Littoral Combat Ship
US Navy file photo of USS Freedom

The US Navy has announced it intends to mothball the first four littoral combat ships by March 2021, with the youngest spending just six years in active service.

Freedom, Independence, Fort Worth and Coronado would be mothballed along with five other US Navy ships, according to a June 20 message from the chief of naval operations, which was first reported by Defense News.

The oldest among them, USS Freedom, entered service in 2008. The ships are to be put in OCIR (Out of Commission, In Reserve), the status of a decommissioned ship being held in reserve for potential future mobilization.
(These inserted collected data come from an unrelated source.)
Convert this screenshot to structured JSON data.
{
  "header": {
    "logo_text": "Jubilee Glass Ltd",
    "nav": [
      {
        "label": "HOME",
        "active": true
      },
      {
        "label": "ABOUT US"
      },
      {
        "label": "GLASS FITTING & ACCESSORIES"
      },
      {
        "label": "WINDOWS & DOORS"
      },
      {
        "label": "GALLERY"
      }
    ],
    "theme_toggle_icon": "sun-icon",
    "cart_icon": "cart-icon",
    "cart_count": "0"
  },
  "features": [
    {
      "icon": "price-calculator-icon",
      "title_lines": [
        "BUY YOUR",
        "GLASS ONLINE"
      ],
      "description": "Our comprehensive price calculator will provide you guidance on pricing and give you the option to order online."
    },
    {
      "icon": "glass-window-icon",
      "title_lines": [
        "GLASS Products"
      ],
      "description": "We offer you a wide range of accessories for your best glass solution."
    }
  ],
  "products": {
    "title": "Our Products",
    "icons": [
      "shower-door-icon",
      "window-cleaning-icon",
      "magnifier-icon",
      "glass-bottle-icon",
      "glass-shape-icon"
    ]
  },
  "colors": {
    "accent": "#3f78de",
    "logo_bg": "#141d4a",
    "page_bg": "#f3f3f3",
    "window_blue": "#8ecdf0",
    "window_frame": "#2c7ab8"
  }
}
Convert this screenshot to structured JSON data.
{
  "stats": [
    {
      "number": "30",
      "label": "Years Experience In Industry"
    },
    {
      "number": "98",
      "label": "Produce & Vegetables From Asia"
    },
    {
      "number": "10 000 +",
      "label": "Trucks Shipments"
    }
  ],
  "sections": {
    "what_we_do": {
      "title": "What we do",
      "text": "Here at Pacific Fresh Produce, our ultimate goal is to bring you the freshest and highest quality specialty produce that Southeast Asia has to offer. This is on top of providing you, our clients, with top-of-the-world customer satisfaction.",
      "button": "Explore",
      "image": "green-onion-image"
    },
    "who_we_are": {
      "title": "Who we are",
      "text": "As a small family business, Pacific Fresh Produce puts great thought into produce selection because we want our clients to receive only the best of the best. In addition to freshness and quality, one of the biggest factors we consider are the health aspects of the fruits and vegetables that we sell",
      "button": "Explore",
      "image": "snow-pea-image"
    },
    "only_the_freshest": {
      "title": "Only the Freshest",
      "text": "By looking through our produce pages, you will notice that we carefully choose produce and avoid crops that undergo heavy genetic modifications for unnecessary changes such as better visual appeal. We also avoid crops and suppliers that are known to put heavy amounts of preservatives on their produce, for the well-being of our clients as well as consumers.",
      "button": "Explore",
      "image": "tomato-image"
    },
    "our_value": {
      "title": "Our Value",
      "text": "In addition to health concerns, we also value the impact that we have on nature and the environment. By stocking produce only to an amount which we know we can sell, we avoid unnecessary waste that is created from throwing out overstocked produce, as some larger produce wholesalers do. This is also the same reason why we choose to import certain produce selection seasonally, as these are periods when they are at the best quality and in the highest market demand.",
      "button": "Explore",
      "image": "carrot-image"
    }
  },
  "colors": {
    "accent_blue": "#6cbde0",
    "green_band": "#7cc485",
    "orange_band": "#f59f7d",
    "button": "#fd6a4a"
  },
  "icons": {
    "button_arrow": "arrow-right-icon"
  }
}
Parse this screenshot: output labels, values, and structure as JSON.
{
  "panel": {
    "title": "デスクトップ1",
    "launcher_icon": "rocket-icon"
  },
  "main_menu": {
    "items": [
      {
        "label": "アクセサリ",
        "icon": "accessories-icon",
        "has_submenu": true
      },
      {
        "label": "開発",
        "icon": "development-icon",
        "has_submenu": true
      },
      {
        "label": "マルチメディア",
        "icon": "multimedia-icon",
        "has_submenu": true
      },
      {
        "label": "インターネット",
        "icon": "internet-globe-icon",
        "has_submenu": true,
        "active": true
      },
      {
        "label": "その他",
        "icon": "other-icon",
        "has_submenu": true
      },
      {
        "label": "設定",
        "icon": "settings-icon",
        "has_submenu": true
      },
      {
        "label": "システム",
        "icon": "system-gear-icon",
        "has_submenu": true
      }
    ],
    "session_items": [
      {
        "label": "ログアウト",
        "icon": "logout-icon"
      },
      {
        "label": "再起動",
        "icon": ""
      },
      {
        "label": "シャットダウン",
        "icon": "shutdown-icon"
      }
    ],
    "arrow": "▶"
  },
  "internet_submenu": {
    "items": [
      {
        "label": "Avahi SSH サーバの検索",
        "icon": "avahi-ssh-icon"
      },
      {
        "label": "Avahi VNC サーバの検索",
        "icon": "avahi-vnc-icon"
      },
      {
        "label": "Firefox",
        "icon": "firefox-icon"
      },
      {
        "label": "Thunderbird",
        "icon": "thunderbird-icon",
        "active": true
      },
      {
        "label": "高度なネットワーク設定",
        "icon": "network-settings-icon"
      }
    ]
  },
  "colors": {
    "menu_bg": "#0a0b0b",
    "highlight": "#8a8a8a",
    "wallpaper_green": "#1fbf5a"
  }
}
The other five ships, Cyclone-class coastal patrol ship USS Zephyr, USS Shamal and USS Cyclone, along with fleet tug USNS Sioux and dock landing ship USS Fort McHenry will be dismantled.

The navy first announced its plans on the decommissioning of the LCS in its fiscal year 2021 budget request.

“Those four test ships were instrumental to wringing out the crewing, the maintenance and all the other things we needed to learn from them,” Navy Rear Admiral Randy Crites, the Deputy Assistant Secretary of the Navy for Budget, told reporters during a press briefing in February this year. “But they’re not configured like the other LCS in the fleet, and they need significant upgrades. Everything from combat systems, to structural, you name it.”

The LCS program is split into two classes, the monohull Freedom variant and the aluminium trimaran Independence variant. The program envisioned the ships as being capable of conducting mine countermeasures, anti-submarine and surface warfare missions by embarking different mission modules. The navy is years behind schedule on testing and certifying the mission module packages.